In an advisory message to members, ACEC alleged that municipalities and other public agencies are prohibiting engineering firms and contractors from participating in procurement opportunities with the municipality, sometimes for an extended period of time, if they are or have been engaged in either litigation or alternative dispute resolution with that municipality.
John Gamble, president of ACEC, said the practice is coercive and violates companies’ rights to pursue legal relief without fear of retaliation, whether clients intend it to or not.
“Every Canadian has the right to go to court, this being one of the fundamental freedoms enjoyed by Canadians by way of our Charter of Rights and Freedoms,” read the statement.
“ACEC believes such sanctions by public clients effectively coerce member firms into not exercising their legal rights (both in law and contractually) by threat of barring them from participating in projects.”
The ACEC stated the sanctions penalize firms even when the result of legal action shows that the firms have been proven to be in the right, or even when client-launched actions are proven to be frivolous.
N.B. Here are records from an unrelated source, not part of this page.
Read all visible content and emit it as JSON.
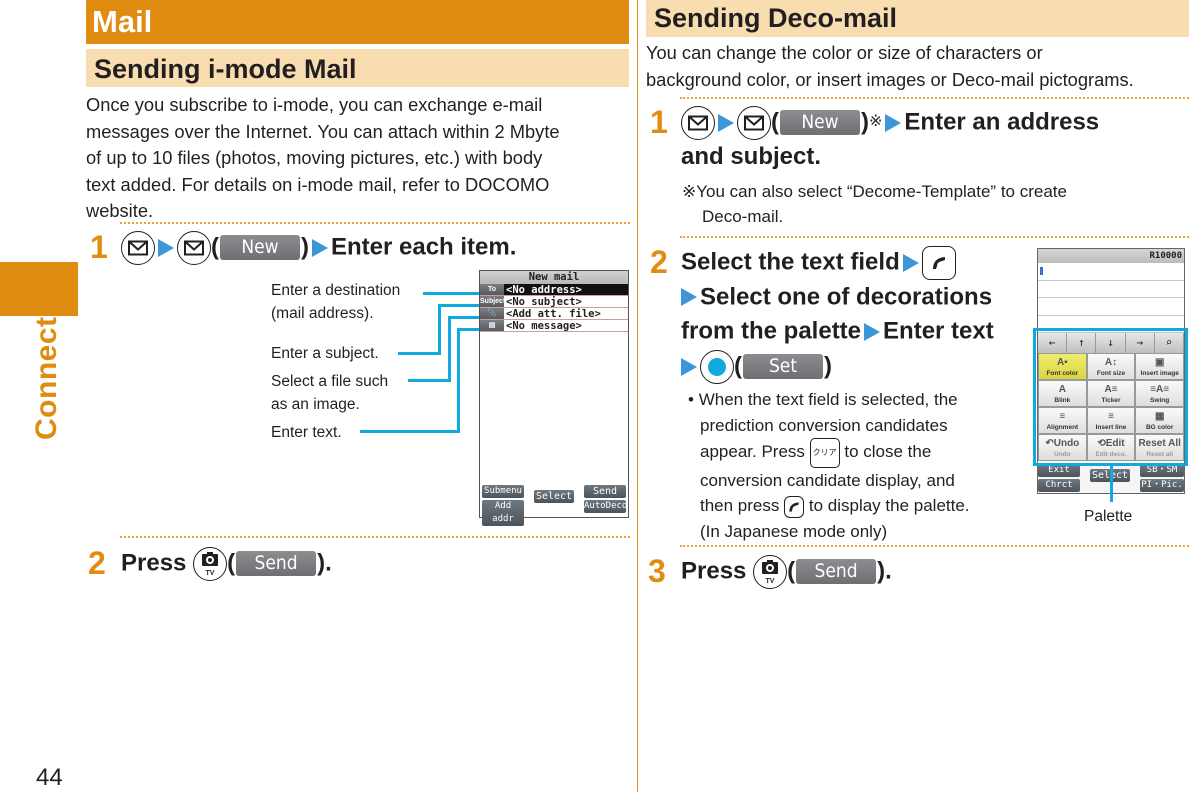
{
  "sidebar": {
    "section_label": "Connect",
    "page_number": "44"
  },
  "left": {
    "chapter_title": "Mail",
    "section_title": "Sending i-mode Mail",
    "intro_lines": [
      "Once you subscribe to i-mode, you can exchange e-mail",
      "messages over the Internet. You can attach within 2 Mbyte",
      "of up to 10 files (photos, moving pictures, etc.) with body",
      "text added. For details on i-mode mail, refer to DOCOMO",
      "website."
    ],
    "step1": {
      "number": "1",
      "softkey": "New",
      "text": "Enter each item."
    },
    "callouts": [
      "Enter a destination",
      "(mail address).",
      "Enter a subject.",
      "Select a file such",
      "as an image.",
      "Enter text."
    ],
    "phone": {
      "title": "New mail",
      "rows": [
        {
          "label": "To",
          "value": "<No address>",
          "selected": true
        },
        {
          "label": "Subject",
          "value": "<No subject>"
        },
        {
          "label": "paperclip-icon",
          "value": "<Add att. file>"
        },
        {
          "label": "message-icon",
          "value": "<No message>"
        }
      ],
      "softkeys": {
        "left_top": "Submenu",
        "left_bottom": "Add addr",
        "center": "Select",
        "right_top": "Send",
        "right_bottom": "AutoDeco"
      }
    },
    "step2": {
      "number": "2",
      "prefix": "Press",
      "softkey": "Send",
      "suffix": "."
    }
  },
  "right": {
    "section_title": "Sending Deco-mail",
    "intro_lines": [
      "You can change the color or size of characters or",
      "background color, or insert images or Deco-mail pictograms."
    ],
    "step1": {
      "number": "1",
      "softkey": "New",
      "note_mark": "※",
      "text_line1": "Enter an address",
      "text_line2": "and subject.",
      "note_line1": "※You can also select “Decome-Template” to create",
      "note_line2": "Deco-mail."
    },
    "step2": {
      "number": "2",
      "line1": "Select the text field",
      "line2": "Select one of decorations",
      "line3a": "from the palette",
      "line3b": "Enter text",
      "softkey": "Set",
      "bullet": "•",
      "note_lines": [
        "When the text field is selected, the",
        "prediction conversion candidates",
        "appear. Press",
        "to close the",
        "conversion candidate display, and",
        "then press",
        "to display the palette.",
        "(In Japanese mode only)"
      ],
      "clear_key": "クリア"
    },
    "phone": {
      "status": "R10000",
      "nav": [
        "←",
        "↑",
        "↓",
        "→",
        "⌕"
      ],
      "palette": [
        {
          "label": "Font color",
          "icon": "A▪",
          "highlight": true
        },
        {
          "label": "Font size",
          "icon": "A↕"
        },
        {
          "label": "Insert image",
          "icon": "▣"
        },
        {
          "label": "Blink",
          "icon": "A"
        },
        {
          "label": "Ticker",
          "icon": "A≡"
        },
        {
          "label": "Swing",
          "icon": "≡A≡"
        },
        {
          "label": "Alignment",
          "icon": "≡"
        },
        {
          "label": "Insert line",
          "icon": "≡"
        },
        {
          "label": "BG color",
          "icon": "▦"
        },
        {
          "label": "Undo",
          "icon": "↶Undo",
          "dim": true
        },
        {
          "label": "Edit deco.",
          "icon": "⟲Edit",
          "dim": true
        },
        {
          "label": "Reset all",
          "icon": "Reset All",
          "dim": true
        }
      ],
      "softkeys": {
        "left_top": "Exit",
        "left_bottom": "Chrct",
        "center": "Select",
        "right_top": "SB・SM",
        "right_bottom": "PI・Pic."
      },
      "caption": "Palette"
    },
    "step3": {
      "number": "3",
      "prefix": "Press",
      "softkey": "Send",
      "suffix": "."
    }
  },
  "colors": {
    "accent_orange": "#e08c10",
    "section_band": "#f7ddb0",
    "callout_blue": "#12a8e0",
    "arrow_blue": "#3d96d8"
  }
}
Gamble said the issue is something that crops up from time to time and ACEC recently heard that a company was facing a five year ban on seeking projects. He said, in that particular situation, it looks like the parties will be able to come to a favorable resolution.
Gamble encouraged clients to choose contracts based on a company’s performance in a clear and transparent manner rather than on their legal history, which can be misleading.
A party may spend years involved in a court case only to be cleared of any wrongdoing, noted Gamble.
He also expressed concern that frivolous litigation could be launched simply to remove a party from contention.
Keith Sashaw, president and CEO of ACEC-BC said his organization supports the national association’s position.
Sashaw went on to condemn requirements that companies provide their legal history to clients during procurement, calling it “highly inappropriate” and saying consultants shouldn’t have to “plead their innocence” to do their jobs.
He stated that the ACEC-BC views the use of litigation history as unfair, misleading and irrelevant in a request for proposal.
“It is a reality in our industry that sooner or later most consulting firms will be involved in litigation. Should a well-established firm then be compared unfavorably with, say, an inexperienced firm that has avoided litigation to date, perhaps because of a lack of ‘real project’ background?” Sashaw said.
He explained that often all parties involved in a project are named in suits regardless if they are involved in the contentious issue.
He called these efforts “shotgun litigation” that can unfairly damage reputations.
Attorney Duncan Card, a partner at Toronto law firm Bennett Jones LLP and an expert in procurement issues, explained some of the nuts and bolts of procurement law.
Card noted that he is not aware of the details of ACEC’s allegations and could not comment on them specifically.
He said governments have a general duty to act fairly, and to treat all vendors equally and without undue bias. If it doesn’t, government can be held accountable. That is the fundamental premise that governments must work from and act consistently with. However, governments also have requirements when it comes to spending public monies, including for procurement, said Card.
They must consider “value for money” qualitative assessments, procurement efficiency and issues of prudent risk management. The latter also involves risk analysis that must be reasonable, fairly conducted and with the best public interest in mind.
Government is required to take into account reasonable assessments of risk, expected vendor reliability and even a vendor’s record of goods or services delivery to assess the quality and suitability of any particular vendor.
Card said some vendors may be identified, over time, as not being vendors that are in the public interest to buy from or otherwise retain. He said patterns of behavior, attributes and qualities based on the direct experience of the customer may influence these procurement decisions.
But these decisions cannot be guided by animosity, punishment, retribution, or unprofessional personal vendettas, Card said.
“It is not beyond conceivability that those, who seemed to be sued often for breach of contract or other failures, or who otherwise have frequently launched frivolous and nuisance actions against that government with outlandish claims might, over time, constitute themselves as companies that are not in the best interest of the government to do business with – just a bad match that wastes taxpayer money,” he said.
Card added that during his career practicing law he has not encountered any government that has formally issued a procurement policy that states it will not buy goods or services from any vendor who either the government has sued or who has sued the government.